Make “Amen” the first application of God’s word in your practical discipleship.
The people’s response to the reading of the Scriptures and to Ezra’s praises must have been an emotional experience for this scribe and priest. They shouted “Amen! Amen!” in an expression of agreement with God’s Word. While there is a plethora of opinion on what physical position is proper for prayer, “Amen” ends that discussion. Here, this Word affected their posture in three ways: they lifted up holy hands, they bowed humble heads, and they prostrated their faces upon the ground (v. 6).
Discipleship, walking after the steps of Jesus, begins by agreeing and aligning with the Word. This kind of prayerful utterance is a crucial step through the doorway to implementing your activated commitment to the truth you have just affirmed. Your agreement with the Lord’s revealed Word with an “Amen” demands your step/steps of sincere, practical obedience.
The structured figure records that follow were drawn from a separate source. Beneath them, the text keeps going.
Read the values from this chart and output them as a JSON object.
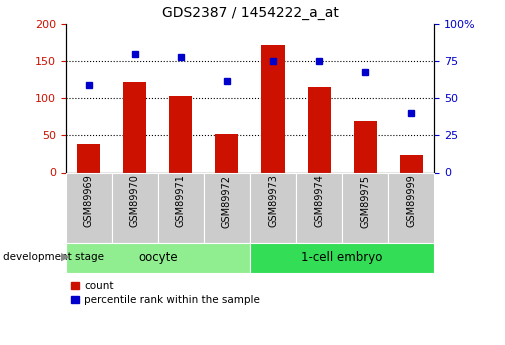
{
  "title": "GDS2387 / 1454222_a_at",
  "samples": [
    "GSM89969",
    "GSM89970",
    "GSM89971",
    "GSM89972",
    "GSM89973",
    "GSM89974",
    "GSM89975",
    "GSM89999"
  ],
  "counts": [
    38,
    122,
    103,
    52,
    172,
    115,
    70,
    23
  ],
  "percentiles": [
    59,
    80,
    78,
    62,
    75,
    75,
    68,
    40
  ],
  "groups": [
    {
      "label": "oocyte",
      "start": 0,
      "end": 3,
      "color": "#90EE90"
    },
    {
      "label": "1-cell embryo",
      "start": 4,
      "end": 7,
      "color": "#33DD55"
    }
  ],
  "bar_color": "#CC1100",
  "marker_color": "#0000CC",
  "left_ylim": [
    0,
    200
  ],
  "right_ylim": [
    0,
    100
  ],
  "left_yticks": [
    0,
    50,
    100,
    150,
    200
  ],
  "right_ytick_vals": [
    0,
    25,
    50,
    75,
    100
  ],
  "right_ytick_labels": [
    "0",
    "25",
    "50",
    "75",
    "100%"
  ],
  "grid_values": [
    50,
    100,
    150
  ],
  "legend_count_label": "count",
  "legend_percentile_label": "percentile rank within the sample",
  "group_label": "development stage"
}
Make “Amen” the sustainer of your covenant relationship with the local church.
Be careful to not miss that this “amen” in Nehemiah 8 was a corporate response of commitment. Your “Amen” with God’s people is affirmation of a covenant to worship the Lord together as his family. You cannot honestly articulate “Amen” to God’s Word and stay away from the church and its fellowship as the covenant community.
A dramatic example of this is recorded in Deuteronomy 27:15–26, where the words “And all the people shall say, ‘Amen!’” are repeated twelve times in twelve verses! To say “Amen” is to mean business with God in no uncertain manner before others and to others. I think our churches would do well to have a few more “Amen’s” verbalized with conviction and commitment in them.
Ultimately your prayer brings glory and honor to Jesus Christ who is every believer’s greatest Amen: “For all the promises of God in him are yea, and in him Amen, unto the glory of God by us” (2 Co. 1:20).